Certainly that was what saved Kincaid: "I could not have become a writer while
living among the people I knew best, I could not have become myself," she
writes. It happens that Devon played a key role in Kincaid's metamorphosis. One
day when their mother was out, the 15-year-old Kincaid became so absorbed in a
book that she neglected to change her brother's diaper. This enraged their
mother, who then committed an unspeakable act: she doused all her daughter's
books with kerosene and set them on fire. It is the name of a dying man on
Devon's ward that brings the incident back in vivid detail.
Kincaid's incantatory style is in full force here, the prose spare but
thick, as she lobs small grenades of scorn, hatred, disdain toward her abusive
mother and brilliant but careless brother.

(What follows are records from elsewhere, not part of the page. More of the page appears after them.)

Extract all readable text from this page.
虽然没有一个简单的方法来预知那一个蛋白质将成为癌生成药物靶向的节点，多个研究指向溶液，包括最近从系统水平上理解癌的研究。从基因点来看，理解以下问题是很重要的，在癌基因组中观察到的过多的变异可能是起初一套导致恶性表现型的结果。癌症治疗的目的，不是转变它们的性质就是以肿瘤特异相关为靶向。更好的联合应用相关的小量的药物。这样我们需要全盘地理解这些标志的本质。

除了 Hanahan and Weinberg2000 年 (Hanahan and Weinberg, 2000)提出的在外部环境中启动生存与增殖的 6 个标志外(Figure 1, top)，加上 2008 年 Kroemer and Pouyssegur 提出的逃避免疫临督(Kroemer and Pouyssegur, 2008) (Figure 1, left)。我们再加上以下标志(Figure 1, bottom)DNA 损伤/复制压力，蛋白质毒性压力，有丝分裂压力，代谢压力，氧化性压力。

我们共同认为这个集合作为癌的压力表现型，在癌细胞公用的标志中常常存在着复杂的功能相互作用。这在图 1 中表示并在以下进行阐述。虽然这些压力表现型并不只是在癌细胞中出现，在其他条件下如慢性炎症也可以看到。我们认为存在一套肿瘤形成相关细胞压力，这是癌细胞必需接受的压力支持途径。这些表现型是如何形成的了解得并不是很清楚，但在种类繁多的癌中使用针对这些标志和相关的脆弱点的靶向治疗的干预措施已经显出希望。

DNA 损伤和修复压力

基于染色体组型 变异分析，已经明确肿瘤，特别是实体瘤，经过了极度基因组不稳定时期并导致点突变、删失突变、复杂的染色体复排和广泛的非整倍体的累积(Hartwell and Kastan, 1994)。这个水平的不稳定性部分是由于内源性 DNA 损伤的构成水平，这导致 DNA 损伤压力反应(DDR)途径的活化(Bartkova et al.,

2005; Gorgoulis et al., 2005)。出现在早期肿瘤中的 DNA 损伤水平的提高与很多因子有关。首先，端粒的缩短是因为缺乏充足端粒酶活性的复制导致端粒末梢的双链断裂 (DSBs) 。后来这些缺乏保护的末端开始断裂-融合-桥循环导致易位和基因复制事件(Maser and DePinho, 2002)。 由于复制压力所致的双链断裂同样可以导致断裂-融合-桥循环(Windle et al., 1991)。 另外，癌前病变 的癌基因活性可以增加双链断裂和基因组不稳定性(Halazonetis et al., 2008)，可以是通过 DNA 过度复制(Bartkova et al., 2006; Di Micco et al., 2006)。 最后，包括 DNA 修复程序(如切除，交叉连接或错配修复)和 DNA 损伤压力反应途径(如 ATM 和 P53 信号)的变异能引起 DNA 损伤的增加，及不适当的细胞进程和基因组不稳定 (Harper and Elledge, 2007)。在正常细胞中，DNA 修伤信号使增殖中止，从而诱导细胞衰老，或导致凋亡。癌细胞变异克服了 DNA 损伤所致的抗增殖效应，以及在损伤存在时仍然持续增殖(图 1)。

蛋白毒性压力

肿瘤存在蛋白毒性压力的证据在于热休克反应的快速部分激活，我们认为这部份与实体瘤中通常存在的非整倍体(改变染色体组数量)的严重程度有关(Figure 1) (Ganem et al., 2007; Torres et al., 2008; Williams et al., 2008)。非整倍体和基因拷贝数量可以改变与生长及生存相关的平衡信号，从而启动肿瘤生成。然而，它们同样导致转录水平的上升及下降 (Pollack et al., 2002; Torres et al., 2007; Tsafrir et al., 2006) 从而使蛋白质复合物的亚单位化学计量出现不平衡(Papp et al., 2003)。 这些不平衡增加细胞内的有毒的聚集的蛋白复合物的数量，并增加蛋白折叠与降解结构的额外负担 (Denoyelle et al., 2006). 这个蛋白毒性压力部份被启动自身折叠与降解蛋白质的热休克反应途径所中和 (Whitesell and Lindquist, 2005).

One can't help admiring her
fortitude and her self-possession, both as a woman and as a writer. But one
wishes for a greater show of mercy or forgiveness, a modicum of empathy --
which she finally delivers when she learns new information about her brother
after his death. Discovering what he has never been able to express reveals to
her that he, too, was unable to become himself in Antigua, and she sees that
"in his life there had been no flowering."
By contrast, Kincaid's memoir makes manifest the amplitude of her own
flowering. Ultimately, this is a story about Kincaid's struggle to save
herself, and a study of her own development and survival as a writer. "Why is
it so new, why is this worn-out thing, death, someone dying, so new, so new?"
she wonders toward the book's end. In the case of My Brother, its
newness is born of her commanding prose style. Not easily taken in, her words
are not easily forgotten. They sear the mind.
Elizabeth Manus is the editor of PLS.